Monkey Business in Yangon Zoo

I’ve spent most of today trying to read a gossip column from 1928 that appeared in the Burmese language newspaper Thuriya. The column was a regular feature in the paper which ran from at least as early as 1915 and was written by a man going by the pseudonym ‘Town Mouse’. In this particular episode, Town Mouse visited Rangoon Zoo. Animal historian goldmine, I thought…


I’m a long way from a full translation, but I think that I’ve managed to get the gist of it. And, dashing my high expectations, it doesn’t seem to be about animals. Instead, it is an account of some flirting going on by the monkey enclosure. The zoo and its animals merely provide the backdrop for romantic liaisons in the colonial city.
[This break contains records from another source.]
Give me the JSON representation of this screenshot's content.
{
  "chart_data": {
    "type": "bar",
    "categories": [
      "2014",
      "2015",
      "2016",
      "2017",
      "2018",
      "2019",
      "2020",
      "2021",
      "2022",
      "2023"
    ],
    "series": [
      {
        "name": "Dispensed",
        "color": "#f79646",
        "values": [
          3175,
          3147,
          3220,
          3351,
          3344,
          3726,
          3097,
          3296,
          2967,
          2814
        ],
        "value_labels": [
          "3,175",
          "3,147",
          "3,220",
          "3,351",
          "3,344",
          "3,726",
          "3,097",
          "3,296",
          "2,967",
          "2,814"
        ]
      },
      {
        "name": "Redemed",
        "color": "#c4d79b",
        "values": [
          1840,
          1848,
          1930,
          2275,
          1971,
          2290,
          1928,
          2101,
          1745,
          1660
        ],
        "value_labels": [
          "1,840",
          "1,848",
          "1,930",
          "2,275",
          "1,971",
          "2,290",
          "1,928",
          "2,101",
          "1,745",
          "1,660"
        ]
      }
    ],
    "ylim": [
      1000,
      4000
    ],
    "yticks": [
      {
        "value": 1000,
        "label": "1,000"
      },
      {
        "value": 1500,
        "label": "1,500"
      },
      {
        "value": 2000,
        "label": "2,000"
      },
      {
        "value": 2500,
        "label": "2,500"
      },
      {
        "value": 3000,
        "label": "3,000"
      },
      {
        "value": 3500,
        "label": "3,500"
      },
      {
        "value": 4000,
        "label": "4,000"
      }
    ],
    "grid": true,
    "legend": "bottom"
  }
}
This got me to reflect on the art historian John Berger’s famous essay ‘Why Look at Animals?’ In it he argues that zoos are disappointing places. The promise of an exciting encounter with wild creatures is undercut by their diminished lives as captive beings. Zoos are monuments to the marginalisation of the animal in modern society, according to Berger. But there were many reasons to go to the zoo, as Town Mouse’s gossip attests. This little snippet offers a glimpse into the everyday meanings of the zoo for its visitors in the interwar years, when Rangoon was home to a growing urbane, cosmopolitan society.